The list command shows all of the subscriptions that are currently allocated to the system by using the --consumed option.

[root@server1 ~]# subscription-manager list --consumed
+-------------------------------------------+
    Consumed Product Subscriptions
+-------------------------------------------+
ProductName:         Red Hat Enterprise Linux Server
ContractNumber:      1458961
SerialNumber:        171286550006020205
Active:              True
Begins:              2009-01-01
Expires:             2011-12-31

The list command shows all of the subscriptions that are compatible with and available to the system using the --available option. To include every subscription the organization has - both the ones that are compatible with the system and others for other platforms - use the --all option with the --available. The --ondate option shows only subscriptions which are active on that date, based on their activation and expiry dates.

[root@server1 ~]# subscription-manager list --available --all
+-------------------------------------------+
    Available Subscriptions
+-------------------------------------------+
ProductName:            RHEL for Physical Servers
ProductId:              MKT-rhel-server
PoolId:                 ff8080812bc382e3012bc3845ca000cb
Quantity:               10
Expires:                2011-09-20
ProductName:            RHEL Workstation
ProductId:              MKT-rhel-workstation-mkt
PoolId:                 5e09a31f95885cc4
Quantity:               10
Expires:                2011-09-20
[snip]

The --installed option correlates the products that are actually installed on the system (and their subscription status) and the products which could be installed on the system based on the assigned subscriptions (and whether those products are installed).
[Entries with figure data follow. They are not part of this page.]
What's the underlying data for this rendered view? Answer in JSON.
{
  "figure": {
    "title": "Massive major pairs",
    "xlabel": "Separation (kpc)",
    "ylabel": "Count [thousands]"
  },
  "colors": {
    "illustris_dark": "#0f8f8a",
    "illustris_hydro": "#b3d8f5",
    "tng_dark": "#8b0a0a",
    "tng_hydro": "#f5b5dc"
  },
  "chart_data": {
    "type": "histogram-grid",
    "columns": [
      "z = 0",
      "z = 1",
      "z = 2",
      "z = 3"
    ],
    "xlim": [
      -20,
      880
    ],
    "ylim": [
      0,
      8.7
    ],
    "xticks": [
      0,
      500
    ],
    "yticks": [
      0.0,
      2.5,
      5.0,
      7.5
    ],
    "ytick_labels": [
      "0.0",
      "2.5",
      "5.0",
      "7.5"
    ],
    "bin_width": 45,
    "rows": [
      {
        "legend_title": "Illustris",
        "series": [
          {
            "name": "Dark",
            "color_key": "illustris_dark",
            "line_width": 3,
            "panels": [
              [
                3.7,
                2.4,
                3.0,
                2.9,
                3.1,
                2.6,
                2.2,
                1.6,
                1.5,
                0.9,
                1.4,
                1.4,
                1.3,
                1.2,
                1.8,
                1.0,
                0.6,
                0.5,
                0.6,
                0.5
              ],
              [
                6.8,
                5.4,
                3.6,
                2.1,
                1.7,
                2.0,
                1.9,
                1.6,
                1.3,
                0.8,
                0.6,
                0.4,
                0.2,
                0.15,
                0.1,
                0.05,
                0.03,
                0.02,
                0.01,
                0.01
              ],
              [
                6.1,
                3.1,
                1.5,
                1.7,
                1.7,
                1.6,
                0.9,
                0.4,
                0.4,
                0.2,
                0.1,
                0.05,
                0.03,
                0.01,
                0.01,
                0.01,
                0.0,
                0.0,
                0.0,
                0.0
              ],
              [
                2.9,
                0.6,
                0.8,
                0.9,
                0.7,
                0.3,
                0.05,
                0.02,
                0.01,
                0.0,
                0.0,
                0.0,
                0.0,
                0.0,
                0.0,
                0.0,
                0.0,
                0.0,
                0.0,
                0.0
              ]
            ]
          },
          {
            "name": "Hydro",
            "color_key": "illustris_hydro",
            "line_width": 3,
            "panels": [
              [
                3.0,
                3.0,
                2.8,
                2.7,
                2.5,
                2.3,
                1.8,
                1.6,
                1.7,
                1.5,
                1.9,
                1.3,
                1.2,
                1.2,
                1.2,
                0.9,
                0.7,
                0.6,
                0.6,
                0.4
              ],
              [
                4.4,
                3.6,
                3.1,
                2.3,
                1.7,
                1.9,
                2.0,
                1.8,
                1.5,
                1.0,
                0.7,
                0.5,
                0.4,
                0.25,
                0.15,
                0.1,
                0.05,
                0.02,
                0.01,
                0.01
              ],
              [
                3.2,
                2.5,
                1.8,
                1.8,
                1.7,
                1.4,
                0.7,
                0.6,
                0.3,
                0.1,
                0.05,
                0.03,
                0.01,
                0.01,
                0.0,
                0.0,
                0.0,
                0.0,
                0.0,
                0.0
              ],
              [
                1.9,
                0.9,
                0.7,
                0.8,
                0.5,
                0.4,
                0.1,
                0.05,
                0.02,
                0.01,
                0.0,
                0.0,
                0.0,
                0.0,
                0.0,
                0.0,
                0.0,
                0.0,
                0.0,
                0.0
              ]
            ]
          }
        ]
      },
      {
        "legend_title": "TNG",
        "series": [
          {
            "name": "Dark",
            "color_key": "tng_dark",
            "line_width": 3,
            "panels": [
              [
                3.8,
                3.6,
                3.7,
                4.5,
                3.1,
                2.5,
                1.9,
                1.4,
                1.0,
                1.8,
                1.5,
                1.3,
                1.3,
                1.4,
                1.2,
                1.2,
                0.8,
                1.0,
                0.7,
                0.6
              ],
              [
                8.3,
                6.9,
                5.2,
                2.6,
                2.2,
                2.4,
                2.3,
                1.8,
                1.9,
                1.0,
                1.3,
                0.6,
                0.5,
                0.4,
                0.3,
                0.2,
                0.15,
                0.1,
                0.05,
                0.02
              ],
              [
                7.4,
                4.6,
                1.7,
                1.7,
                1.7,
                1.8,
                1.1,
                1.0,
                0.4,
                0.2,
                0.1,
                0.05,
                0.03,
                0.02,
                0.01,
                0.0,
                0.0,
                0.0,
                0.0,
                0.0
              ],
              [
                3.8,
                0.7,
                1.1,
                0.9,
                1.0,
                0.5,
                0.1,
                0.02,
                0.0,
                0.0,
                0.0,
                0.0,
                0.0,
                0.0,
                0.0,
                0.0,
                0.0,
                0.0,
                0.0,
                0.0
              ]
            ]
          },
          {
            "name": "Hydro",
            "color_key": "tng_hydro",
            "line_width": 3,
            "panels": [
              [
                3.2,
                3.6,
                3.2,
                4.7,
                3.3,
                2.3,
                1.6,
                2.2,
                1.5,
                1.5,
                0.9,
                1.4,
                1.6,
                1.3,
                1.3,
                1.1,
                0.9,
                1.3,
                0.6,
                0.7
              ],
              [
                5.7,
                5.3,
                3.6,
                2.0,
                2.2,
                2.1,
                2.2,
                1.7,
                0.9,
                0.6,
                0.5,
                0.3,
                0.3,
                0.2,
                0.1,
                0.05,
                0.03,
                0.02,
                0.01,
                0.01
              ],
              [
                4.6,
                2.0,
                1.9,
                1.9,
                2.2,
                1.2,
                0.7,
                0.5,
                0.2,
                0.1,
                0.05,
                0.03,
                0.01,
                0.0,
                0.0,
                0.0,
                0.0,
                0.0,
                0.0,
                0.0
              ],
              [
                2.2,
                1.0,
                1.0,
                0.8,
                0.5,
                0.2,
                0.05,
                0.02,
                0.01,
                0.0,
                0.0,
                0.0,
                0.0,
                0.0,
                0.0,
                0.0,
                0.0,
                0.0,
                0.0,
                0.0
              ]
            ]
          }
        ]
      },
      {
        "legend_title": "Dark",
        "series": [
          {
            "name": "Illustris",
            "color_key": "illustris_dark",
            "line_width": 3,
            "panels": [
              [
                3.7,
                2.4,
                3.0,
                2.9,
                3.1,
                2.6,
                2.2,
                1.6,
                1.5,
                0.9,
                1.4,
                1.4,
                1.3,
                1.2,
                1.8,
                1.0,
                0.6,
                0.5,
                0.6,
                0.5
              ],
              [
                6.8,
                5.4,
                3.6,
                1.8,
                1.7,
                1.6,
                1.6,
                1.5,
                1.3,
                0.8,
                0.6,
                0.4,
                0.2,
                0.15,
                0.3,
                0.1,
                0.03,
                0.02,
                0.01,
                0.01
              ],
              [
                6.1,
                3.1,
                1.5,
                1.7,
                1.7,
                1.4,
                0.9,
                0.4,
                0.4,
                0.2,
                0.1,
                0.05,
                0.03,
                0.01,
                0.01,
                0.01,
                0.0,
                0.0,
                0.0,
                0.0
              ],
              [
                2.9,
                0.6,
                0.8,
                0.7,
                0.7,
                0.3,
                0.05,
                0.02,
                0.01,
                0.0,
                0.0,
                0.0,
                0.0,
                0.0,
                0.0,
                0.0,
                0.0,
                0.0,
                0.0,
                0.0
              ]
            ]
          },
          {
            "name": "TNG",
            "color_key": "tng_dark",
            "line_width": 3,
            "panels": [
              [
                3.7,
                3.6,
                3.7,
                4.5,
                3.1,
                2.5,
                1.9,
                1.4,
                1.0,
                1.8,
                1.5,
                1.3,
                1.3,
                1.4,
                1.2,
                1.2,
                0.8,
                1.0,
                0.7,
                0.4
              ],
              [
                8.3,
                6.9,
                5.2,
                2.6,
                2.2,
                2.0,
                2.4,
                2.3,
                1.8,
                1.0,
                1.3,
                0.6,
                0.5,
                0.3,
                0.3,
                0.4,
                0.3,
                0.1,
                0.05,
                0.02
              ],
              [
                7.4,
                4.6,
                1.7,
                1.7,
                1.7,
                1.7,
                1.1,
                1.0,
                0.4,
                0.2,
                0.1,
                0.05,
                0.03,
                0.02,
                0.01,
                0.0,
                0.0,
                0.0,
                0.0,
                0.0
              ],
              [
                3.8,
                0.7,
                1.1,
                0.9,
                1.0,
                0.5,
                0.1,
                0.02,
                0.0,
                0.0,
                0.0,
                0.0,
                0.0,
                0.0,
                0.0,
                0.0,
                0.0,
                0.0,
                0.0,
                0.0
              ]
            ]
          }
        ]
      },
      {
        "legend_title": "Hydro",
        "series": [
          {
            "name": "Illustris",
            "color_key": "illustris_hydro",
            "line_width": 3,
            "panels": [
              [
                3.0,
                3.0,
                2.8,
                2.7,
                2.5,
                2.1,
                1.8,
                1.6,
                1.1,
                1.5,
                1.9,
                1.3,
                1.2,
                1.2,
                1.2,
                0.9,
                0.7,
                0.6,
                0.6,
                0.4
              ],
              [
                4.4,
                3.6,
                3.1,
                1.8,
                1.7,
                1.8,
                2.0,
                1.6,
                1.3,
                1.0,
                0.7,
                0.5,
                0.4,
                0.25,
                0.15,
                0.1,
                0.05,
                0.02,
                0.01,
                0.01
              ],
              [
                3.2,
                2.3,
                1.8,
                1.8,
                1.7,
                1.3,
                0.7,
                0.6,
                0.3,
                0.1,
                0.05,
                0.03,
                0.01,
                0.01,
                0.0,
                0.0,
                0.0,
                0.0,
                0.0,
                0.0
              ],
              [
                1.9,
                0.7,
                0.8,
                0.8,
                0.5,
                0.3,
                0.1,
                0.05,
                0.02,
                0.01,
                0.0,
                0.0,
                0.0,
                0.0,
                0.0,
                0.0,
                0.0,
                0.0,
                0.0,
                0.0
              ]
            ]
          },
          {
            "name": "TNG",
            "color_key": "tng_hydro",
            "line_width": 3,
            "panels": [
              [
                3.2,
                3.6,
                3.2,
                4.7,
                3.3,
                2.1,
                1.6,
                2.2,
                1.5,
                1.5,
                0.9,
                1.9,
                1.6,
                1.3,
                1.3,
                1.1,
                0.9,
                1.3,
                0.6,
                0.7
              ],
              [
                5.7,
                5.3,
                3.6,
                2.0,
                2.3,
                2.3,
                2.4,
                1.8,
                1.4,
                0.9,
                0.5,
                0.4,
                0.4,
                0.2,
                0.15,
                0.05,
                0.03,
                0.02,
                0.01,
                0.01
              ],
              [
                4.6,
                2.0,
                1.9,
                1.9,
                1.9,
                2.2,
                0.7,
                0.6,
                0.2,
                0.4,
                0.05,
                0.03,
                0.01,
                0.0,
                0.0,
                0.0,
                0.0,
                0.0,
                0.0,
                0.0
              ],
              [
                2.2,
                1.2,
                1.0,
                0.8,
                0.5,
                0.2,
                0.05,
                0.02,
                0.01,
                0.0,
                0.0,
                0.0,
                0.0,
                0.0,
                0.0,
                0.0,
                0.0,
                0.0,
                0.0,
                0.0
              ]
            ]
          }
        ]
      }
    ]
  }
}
[root@server1 ~]# subscription-manager list --installed
+-------------------------------------------+
    Installed Product Status
+-------------------------------------------+
ProductName:         Red Hat Enterprise Linux
Status:              Not Subscribed
Expires:
Subscription:
ContractNumber:
AccountNumber:
ProductName:         Awesome OS Server
Status:              Not Installed
Expires:             2012-02-20
Subscription:        54129829316535230
ContractNumber:      39
AccountNumber:       12331131231

Viewing Subscriptions Used in Both RHN Classic and Certificate-based CentOS Network

Administrators need to have a sense of all of the subscriptions allocated for their organization, altogether, regardless of whether the system is managed in RHN Classic or Certificate-based CentOS Network. The Customer Portal provides a way of looking at the total consumed subscriptions.

In the Subscriptions Overview page, the Subscription Utilization area at the top gives the current count for every active subscription for the entire organization, and a total count of every used subscription, regardless of whether it is used in RHN Classic or Certificate-based CentOS Network. These numbers are updated whenever the subscription count changes in the subscription server. (The subsequent Certificate-based CentOS Network and RHN Classic sections gives usage subcounts based on system which are registered to that specific subscription service.)

Total Counts of Subscriptions for All Subscription Services

Figure 14.17. Total Counts of Subscriptions for All Subscription Services


RHN Classic is provided for legacy systems. Community Enterprise Operating System.7 and 6.1 and later systems should use Certificate-based CentOS Network to manage subscriptions for systems.